I elect to believe that the Lori men didn't kill the bear. For years to come I will picture the father quietly lifting the boy from her belly, wrapping him in the soft cloth of his shirt, and reverently leaving the cave of his salvation. Leaving a small pile of acorns outside the lair of this mother, this instrument of Allah's design, as a sacrament.
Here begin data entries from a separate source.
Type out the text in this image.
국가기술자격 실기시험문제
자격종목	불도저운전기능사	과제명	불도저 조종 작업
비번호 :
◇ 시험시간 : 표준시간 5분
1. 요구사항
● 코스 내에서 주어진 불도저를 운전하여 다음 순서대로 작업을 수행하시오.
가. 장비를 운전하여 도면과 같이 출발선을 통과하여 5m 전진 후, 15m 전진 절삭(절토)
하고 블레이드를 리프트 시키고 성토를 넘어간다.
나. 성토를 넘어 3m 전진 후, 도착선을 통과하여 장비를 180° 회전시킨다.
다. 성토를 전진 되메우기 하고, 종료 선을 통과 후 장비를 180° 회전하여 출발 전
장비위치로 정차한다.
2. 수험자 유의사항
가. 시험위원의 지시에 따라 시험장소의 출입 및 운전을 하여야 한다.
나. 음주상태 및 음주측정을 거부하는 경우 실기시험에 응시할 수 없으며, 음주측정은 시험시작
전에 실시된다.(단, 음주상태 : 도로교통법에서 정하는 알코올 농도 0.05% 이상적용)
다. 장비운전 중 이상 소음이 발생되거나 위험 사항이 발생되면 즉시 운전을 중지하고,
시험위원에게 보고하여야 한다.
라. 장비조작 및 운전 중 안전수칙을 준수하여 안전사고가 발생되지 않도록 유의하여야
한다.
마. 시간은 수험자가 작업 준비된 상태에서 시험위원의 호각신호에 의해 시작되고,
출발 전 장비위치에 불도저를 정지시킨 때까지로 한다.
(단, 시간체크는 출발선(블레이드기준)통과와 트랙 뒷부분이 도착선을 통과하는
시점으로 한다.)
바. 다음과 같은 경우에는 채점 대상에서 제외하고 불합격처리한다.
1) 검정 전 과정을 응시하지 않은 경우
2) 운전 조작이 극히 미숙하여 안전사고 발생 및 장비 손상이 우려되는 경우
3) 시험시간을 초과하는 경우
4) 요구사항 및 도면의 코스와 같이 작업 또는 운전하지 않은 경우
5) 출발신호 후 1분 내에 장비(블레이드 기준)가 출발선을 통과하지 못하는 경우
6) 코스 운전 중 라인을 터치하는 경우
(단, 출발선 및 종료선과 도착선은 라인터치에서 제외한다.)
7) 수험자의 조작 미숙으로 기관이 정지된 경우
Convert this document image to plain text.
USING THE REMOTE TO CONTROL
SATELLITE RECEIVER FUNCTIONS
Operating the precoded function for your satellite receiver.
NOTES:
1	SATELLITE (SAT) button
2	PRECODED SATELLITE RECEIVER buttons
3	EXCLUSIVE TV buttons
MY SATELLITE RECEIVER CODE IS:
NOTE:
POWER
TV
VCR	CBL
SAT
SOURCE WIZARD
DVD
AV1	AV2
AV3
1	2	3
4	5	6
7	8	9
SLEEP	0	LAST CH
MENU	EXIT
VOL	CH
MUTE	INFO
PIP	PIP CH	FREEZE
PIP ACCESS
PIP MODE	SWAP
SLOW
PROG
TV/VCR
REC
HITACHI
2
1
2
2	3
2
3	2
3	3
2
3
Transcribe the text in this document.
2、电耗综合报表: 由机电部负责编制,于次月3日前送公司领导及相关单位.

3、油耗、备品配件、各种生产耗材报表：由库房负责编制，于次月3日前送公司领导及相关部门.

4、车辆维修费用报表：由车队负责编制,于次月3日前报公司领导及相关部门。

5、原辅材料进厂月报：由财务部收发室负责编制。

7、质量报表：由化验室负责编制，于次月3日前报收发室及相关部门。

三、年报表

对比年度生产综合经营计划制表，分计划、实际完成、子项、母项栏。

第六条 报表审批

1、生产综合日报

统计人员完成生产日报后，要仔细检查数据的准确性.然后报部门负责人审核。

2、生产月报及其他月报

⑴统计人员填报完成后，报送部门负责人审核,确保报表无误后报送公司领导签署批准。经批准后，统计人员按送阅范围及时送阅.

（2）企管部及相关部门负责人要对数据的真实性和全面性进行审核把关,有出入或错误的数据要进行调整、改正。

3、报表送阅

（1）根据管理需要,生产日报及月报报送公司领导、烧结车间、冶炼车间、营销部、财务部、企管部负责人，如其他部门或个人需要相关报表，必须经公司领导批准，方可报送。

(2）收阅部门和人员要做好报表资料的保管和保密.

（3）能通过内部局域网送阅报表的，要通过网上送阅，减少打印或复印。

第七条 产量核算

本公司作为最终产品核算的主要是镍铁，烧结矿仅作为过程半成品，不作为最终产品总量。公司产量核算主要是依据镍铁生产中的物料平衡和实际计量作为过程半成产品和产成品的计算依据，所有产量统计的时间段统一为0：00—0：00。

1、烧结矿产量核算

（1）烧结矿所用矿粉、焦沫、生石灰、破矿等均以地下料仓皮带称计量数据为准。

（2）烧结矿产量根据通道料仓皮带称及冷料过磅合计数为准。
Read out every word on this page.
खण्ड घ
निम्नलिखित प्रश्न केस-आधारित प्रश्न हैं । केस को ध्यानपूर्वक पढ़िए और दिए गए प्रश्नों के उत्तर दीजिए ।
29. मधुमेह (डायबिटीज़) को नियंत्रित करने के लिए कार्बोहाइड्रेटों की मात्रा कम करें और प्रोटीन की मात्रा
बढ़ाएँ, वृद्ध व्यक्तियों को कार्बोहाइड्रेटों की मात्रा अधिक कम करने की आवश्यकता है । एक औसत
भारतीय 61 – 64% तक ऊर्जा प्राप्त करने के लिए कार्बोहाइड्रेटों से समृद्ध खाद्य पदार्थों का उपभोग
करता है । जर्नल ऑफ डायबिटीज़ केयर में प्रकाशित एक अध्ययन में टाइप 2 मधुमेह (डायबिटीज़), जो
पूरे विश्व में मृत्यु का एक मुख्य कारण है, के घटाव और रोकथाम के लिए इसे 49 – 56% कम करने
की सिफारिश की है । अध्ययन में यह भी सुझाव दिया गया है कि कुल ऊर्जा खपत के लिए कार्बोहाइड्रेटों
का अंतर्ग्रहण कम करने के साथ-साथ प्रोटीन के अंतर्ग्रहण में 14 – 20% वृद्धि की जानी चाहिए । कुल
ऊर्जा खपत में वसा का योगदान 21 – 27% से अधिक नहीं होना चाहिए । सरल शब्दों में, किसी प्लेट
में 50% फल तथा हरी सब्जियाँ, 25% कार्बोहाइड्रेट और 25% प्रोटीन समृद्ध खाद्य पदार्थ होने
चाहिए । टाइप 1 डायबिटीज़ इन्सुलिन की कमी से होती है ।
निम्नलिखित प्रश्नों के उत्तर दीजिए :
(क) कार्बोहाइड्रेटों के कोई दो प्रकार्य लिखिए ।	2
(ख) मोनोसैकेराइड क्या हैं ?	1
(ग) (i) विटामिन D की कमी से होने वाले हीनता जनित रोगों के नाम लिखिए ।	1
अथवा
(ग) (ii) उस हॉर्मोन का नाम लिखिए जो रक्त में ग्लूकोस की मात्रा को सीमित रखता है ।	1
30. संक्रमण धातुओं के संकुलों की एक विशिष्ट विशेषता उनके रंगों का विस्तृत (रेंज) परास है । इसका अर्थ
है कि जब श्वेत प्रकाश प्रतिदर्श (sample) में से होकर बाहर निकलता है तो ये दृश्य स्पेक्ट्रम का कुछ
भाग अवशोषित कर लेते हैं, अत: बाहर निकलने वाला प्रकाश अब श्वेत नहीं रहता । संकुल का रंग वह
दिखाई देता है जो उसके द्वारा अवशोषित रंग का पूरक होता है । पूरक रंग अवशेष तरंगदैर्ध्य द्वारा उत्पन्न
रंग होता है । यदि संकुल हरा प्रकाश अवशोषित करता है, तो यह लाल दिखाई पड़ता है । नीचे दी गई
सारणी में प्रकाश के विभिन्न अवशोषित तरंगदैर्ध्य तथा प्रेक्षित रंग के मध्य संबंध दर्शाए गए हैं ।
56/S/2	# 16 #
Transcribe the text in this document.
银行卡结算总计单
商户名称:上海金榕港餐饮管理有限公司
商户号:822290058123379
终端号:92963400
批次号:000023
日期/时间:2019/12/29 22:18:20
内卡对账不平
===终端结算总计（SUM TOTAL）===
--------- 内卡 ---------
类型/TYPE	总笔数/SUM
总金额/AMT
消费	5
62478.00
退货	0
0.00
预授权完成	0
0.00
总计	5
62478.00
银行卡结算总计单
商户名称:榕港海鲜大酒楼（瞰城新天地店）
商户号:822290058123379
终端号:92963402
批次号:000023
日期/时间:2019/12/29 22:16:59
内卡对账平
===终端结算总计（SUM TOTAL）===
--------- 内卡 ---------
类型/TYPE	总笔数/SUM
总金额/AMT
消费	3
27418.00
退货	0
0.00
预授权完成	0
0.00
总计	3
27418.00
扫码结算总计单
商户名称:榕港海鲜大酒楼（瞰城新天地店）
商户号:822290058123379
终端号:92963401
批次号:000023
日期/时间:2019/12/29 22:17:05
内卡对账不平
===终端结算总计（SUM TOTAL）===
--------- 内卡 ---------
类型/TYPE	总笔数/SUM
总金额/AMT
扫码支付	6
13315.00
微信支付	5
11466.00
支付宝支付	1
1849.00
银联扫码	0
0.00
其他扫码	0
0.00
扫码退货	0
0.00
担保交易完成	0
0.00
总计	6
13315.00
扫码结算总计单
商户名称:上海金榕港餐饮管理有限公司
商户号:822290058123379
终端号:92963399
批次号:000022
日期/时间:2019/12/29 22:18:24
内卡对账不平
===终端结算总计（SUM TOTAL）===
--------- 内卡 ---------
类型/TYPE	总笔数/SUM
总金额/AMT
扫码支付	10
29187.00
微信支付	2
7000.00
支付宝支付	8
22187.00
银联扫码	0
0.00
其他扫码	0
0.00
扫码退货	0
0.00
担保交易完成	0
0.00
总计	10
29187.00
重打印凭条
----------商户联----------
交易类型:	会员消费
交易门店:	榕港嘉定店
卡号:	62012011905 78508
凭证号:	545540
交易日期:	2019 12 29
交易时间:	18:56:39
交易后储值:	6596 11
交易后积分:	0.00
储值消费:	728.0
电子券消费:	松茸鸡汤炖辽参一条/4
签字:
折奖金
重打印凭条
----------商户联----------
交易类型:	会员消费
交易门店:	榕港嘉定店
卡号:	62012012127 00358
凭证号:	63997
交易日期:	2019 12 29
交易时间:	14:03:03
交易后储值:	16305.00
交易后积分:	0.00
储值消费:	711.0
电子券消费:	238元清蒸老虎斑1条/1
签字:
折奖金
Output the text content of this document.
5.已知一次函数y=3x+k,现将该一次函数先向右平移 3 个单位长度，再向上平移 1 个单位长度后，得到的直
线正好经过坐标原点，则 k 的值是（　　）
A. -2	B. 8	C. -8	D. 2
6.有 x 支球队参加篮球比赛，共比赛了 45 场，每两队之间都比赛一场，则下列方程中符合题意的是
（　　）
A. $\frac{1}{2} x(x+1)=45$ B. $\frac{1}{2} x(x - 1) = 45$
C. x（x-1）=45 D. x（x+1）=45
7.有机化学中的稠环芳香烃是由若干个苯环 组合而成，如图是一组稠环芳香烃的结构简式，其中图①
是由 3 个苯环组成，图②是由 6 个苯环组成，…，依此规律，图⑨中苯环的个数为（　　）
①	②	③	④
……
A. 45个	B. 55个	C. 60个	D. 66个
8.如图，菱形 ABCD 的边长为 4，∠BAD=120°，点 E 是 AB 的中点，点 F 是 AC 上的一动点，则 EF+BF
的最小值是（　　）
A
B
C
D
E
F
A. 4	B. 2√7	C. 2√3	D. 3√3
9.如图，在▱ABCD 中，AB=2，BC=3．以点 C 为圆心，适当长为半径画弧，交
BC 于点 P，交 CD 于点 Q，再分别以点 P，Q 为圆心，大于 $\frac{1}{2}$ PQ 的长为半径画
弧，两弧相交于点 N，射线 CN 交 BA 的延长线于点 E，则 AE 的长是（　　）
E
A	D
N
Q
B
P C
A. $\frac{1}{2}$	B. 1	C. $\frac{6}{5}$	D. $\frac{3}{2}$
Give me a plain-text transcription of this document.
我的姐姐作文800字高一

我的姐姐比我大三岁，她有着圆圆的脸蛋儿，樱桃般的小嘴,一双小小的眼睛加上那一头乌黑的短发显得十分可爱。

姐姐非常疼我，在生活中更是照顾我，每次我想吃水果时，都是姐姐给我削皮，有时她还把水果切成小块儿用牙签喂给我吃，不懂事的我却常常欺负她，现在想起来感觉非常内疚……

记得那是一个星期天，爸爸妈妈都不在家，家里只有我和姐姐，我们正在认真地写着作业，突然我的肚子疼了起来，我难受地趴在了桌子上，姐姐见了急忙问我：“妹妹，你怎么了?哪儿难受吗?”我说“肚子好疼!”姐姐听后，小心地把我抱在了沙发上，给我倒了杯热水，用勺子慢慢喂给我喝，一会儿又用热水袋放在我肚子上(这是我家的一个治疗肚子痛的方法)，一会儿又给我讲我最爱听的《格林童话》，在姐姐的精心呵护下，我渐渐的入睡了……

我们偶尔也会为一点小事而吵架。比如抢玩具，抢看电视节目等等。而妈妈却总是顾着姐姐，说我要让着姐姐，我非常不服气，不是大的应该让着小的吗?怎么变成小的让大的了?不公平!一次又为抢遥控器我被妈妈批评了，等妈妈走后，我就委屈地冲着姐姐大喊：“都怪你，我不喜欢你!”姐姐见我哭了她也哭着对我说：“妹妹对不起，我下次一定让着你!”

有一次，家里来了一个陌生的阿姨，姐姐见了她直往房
I believe in parables. I navigate life using stories where I find them, and I hold tight to the ones that tell me new kinds of truth. This story of a bear who nursed a child is one to believe in. I believe that the things we dread most can sometimes save us. I am losing faith in such a simple thing as despising an enemy with unequivocal righteousness. A mirror held up to every moral superiority will show its precise mirror image: The terrorist loves his truth as hard as I love mine; he has a mother who looks on her child with the same fierce pride I feel when I look at my own. Someone, somewhere, must wonder how I could love the boys who dropped the bombs that killed the humanitarian-aid workers in Kabul. We are all beasts in this kingdom, we have killed and been killed, and some new time has come to us in which we are called out to find another way to divide the world. Good and evil cannot be all there is.